Спустя несколько дней после того, как это получилось у меня в первый раз, а может быть, через несколько недель, точно не помню, я вновь совершенно необъяснимым образом нанес такой же великолепный удар по мячу. Но на этот раз я даже в глубине своего существа не возгордился. Когда я пришел домой, моя бабка, увидев меня, принялась смеяться, и только тогда я по-настоящему осознал, что она действительно очень старая. Это произошло, когда я увидел ее беззубый рот и высунутый между толстых губ красный язык. И еще мне в голову пришло, что она настоящая ведьма, ведь только этим можно было объяснить такую ее реакцию. Она вновь неторопливо заговорила.
На этот раз я уселся за стол, намереваясь дождаться ужина. Не помню, что в тот вечер я ел на ужин. Не могу вспомнить я и о каком дедушке она говорила, своем или моем, но думаю, речь все же шла о ее деде.
— Он был горделивым негром лукуми, и однажды ему пришлось применить все мужество, коим наградили его предки.
Так она начала. И продолжала рассказывать до поздней ночи. Теперь она говорила о своем дедушке и о доблести всех мужчин его народа. О тоске, что они испытывали, когда отваживались самостоятельно убить первого в своей жизни зверя, и о боли, которую им приходилось терпеть во время обряда обрезания, входившего в ритуал инициации, символизировавший начало отрочества.
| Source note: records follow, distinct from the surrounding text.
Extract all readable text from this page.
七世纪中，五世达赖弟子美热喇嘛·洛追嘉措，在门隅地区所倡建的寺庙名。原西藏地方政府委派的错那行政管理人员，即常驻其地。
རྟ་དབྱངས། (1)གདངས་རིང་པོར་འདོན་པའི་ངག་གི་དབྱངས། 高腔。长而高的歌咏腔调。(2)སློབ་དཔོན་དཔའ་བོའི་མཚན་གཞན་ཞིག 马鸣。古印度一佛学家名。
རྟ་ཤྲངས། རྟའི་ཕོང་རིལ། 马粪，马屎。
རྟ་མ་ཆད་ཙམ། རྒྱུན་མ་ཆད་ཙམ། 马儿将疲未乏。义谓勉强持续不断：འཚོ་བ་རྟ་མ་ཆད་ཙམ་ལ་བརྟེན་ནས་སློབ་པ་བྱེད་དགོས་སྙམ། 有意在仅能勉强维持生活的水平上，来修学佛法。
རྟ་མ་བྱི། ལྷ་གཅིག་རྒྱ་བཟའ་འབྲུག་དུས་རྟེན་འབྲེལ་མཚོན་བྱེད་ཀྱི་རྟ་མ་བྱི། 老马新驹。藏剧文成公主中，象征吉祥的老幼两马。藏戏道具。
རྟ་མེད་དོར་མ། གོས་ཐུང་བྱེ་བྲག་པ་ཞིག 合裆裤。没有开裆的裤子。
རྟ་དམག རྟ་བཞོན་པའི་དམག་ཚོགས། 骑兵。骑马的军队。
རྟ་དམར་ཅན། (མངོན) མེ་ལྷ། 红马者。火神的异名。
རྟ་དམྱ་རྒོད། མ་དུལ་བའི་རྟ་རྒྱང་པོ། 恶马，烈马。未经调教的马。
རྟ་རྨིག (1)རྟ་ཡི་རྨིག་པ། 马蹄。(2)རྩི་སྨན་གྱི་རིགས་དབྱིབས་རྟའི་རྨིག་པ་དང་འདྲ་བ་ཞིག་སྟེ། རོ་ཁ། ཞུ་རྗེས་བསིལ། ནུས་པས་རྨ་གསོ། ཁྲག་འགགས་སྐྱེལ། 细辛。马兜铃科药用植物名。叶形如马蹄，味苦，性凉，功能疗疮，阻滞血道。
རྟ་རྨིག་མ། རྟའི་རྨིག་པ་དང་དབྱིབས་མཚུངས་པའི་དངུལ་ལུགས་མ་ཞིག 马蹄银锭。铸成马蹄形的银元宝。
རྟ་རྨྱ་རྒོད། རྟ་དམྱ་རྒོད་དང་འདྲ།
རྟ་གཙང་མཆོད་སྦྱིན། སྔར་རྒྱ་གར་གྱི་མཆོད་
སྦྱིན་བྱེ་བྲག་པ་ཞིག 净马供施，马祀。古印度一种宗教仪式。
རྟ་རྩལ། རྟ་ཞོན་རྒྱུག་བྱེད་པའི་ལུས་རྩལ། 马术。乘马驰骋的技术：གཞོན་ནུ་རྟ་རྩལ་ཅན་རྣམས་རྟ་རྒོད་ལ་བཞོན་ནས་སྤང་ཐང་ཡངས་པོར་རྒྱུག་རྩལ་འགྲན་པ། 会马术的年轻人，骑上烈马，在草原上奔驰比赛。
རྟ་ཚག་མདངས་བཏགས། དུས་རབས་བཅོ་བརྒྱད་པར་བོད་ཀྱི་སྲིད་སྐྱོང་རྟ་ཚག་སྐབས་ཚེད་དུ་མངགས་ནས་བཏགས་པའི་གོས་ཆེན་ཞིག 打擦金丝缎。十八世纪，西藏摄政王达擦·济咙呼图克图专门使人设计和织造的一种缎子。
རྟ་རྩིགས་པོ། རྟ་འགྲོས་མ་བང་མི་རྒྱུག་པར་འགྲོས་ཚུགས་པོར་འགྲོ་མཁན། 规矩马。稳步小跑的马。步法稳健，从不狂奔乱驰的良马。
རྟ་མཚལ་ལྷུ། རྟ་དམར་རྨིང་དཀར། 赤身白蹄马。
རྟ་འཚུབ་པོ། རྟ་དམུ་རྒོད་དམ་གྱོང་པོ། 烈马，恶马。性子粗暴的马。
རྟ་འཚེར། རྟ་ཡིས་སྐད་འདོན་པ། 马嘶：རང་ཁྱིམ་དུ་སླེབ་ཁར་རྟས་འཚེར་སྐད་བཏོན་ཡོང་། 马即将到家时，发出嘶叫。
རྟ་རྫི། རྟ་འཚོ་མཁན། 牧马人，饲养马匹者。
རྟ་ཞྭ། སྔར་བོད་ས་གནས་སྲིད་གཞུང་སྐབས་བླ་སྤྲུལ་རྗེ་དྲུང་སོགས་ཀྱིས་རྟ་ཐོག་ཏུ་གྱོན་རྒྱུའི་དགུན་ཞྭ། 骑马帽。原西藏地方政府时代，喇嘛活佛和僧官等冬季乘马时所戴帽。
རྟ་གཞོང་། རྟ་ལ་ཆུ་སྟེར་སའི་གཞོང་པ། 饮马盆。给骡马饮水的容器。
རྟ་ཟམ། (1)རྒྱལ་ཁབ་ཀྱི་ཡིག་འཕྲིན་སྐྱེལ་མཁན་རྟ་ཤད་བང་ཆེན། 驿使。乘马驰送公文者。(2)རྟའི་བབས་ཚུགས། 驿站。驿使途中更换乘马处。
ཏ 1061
— В эти мгновения они остаются наедине с собой и умирают от страха, — заверила она с важным видом, смысл которого был мне не совсем понятен.
Я так говорю, потому что не понял тогда и до сих пор не знаю, было ли ее замечание вызвано жалостью и презрением, или же восхищением и уважением. Помню лишь, что в тот вечерний час я еще не слишком устал и внимательно слушал ее слова.
— Они не рассказывают друг другу о мучительной боли в истерзанном члене. Они никогда об этом не говорят. И о страхе, который испытывают, когда остаются одни в сельве. Они говорят лишь о своем мужестве, да и то только если знают, что их слова дойдут до нас. Только тогда, когда они знают, что об этом узнаем мы, в них все растет, растет и растет ощущение общественной значимости мужской отваги. И осознание своего собственного, личного мужества. Поэтому когда их обращали в рабов, они не хотели чувствовать себя запертыми в клетку львами, самцами без самок, внимающими своим же рассказам об отважных мужских поступках. И тогда эти негодяи убивали себя, обрекая нас на еще большее одиночество.
Ее боль была древней, шедшей из глубины веков, передаваемой из поколения в поколение; она была проявлением ее культуры, новым обретением своего собственного я, и от этого становилась еще более горькой, чем реальная, поскольку в воображении все разрастается и становится поистине беспредельным. И вдруг после этих слов — я так и не понял отчего — она рассмеялась.
Потом она, наконец, решила рассказать мне о последних годах моего деда, которого я не знал и который, в отличие от ее деда, не кончал жизнь самоубийством.